Author: Kevin Rylands, Fair to Nature Advisory Development Officer
Field margins are often the lowest yielding areas of a field so inputs here may not be delivering positive results. But what about your financial margins? Are you chasing yields in these poorer areas? If so, your margins may well be in the red.
However, there are a number of nature friendly solutions that can help move your margins into the black and be alive with colour.
Wildflower margins can be used to buffer ponds, hedgerows and other sensitive habitats and also help provide natural corridors through the landscape. These provide shelter for a range of beneficial invertebrates as well as vital pollen and nectar resources, if the grass component doesn’t become too dense.
Existing grass margins can be improved by seeding with flowering plants such as knapweeds, yarrow, ox-eye daisy, bird’s foot trefoil and sainfoin. Soils with low fertility and phosphorous are most suitable for this option, so any cuttings need to be removed, or used to create a habitat pile. Areas of high nutrient status can also be beneficial, nettles for example are a key food plant for many species including butterflies and provide great nesting cover for partridges, but it is unlikely to be worth adding flowering plants in such locations.

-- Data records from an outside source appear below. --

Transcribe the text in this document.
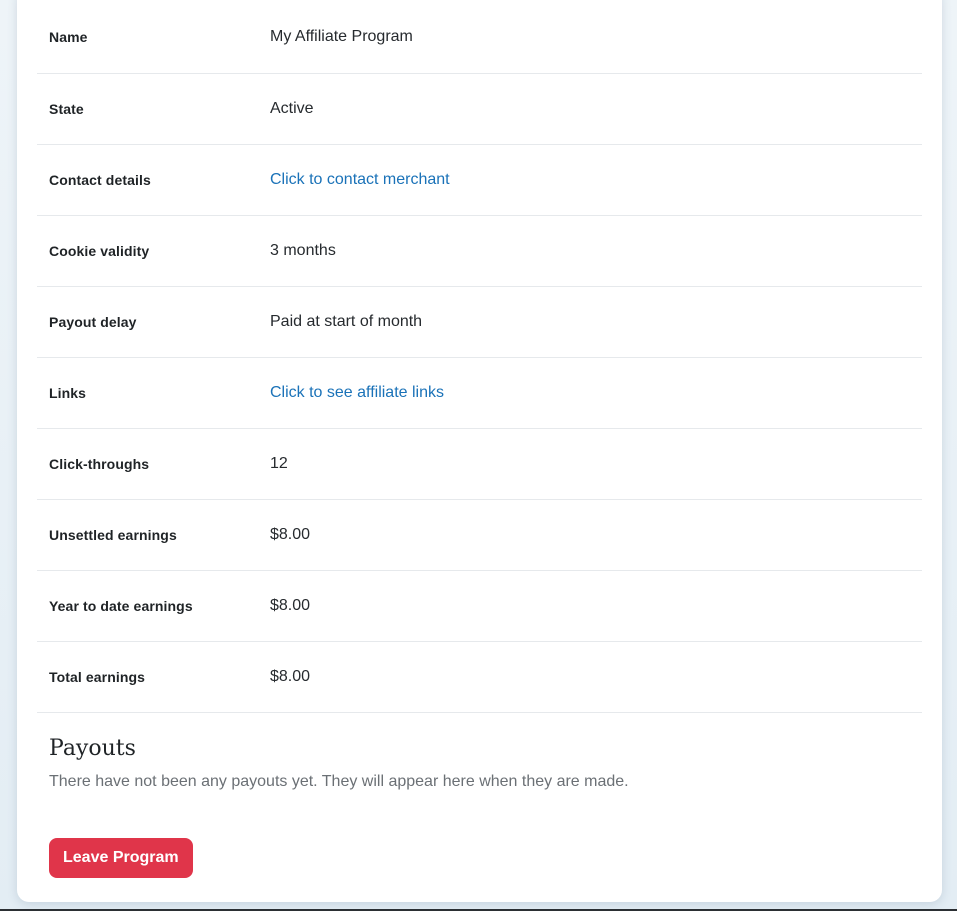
Name	My Affiliate Program
State	Active
Contact details	Click to contact merchant
Cookie validity	3 months
Payout delay	Paid at start of month
Links	Click to see affiliate links
Click-throughs	12
Unsettled earnings	$8.00
Year to date earnings	$8.00
Total earnings	$8.00
Payouts

There have not been any payouts yet. They will appear here when they are made.

Leave Program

Whilst field margins are often thought of as a feature of arable land, this doesn’t have to be the case. Areas of intensive grassland can also have wildlife friendly margins, be that areas that are fenced off alongside watercourses or managed alongside the rest of the field.
In fields that are managed solely for grazing, especially sheep, the challenge is to maintain areas of flowering plants without shutting off the field, but although fencing margins may not be practical, it might be more convenient to fence off a field corner. In cropped grass fields there are a number of options that can be considered.
The simplest and perhaps most cost effective is to stop fertilising the boundaries of these fields. This will remove some of the competitive advantage of the existing sward and allow other species to appear. These areas can then be left uncut when the remainder of the field is harvested, and aftermath grazing across the whole field can follow the last cut.
Once a grass ley has reached the end of its productive life and is due to be reseeded, this is the ideal time to consider your margins. Will the field perform better with a multispecies sward based on legumes that reduce the need for Nitrogen inputs and herbs that provide nutritional and health benefits for stock, soil and nature?
If not the whole field, you can also consider either putting a different seed mix in margins, allowing margin vegetation to re-establish naturally or not cultivating margins, saving energy and carbon by retaining the old sward.
Chicory and sainfoin both provide anthelmintic benefits as well as being having drought resistant properties with deep tap roots allowing them to reach moisture whilst improving soil structure. Sainfoin also helps fix nitrogen, as does bird’s-foot trefoil, which in addition to its health benefits for stock also helps reduce their methane emissions, all this whilst being fantastic for bees and butterflies and over 120 species of invertebrate. A win-win for farming and nature.
These are lots of ways to provide more flowering plants for pollinators and other beneficial wildlife on livestock farms, whether infield or at the margins.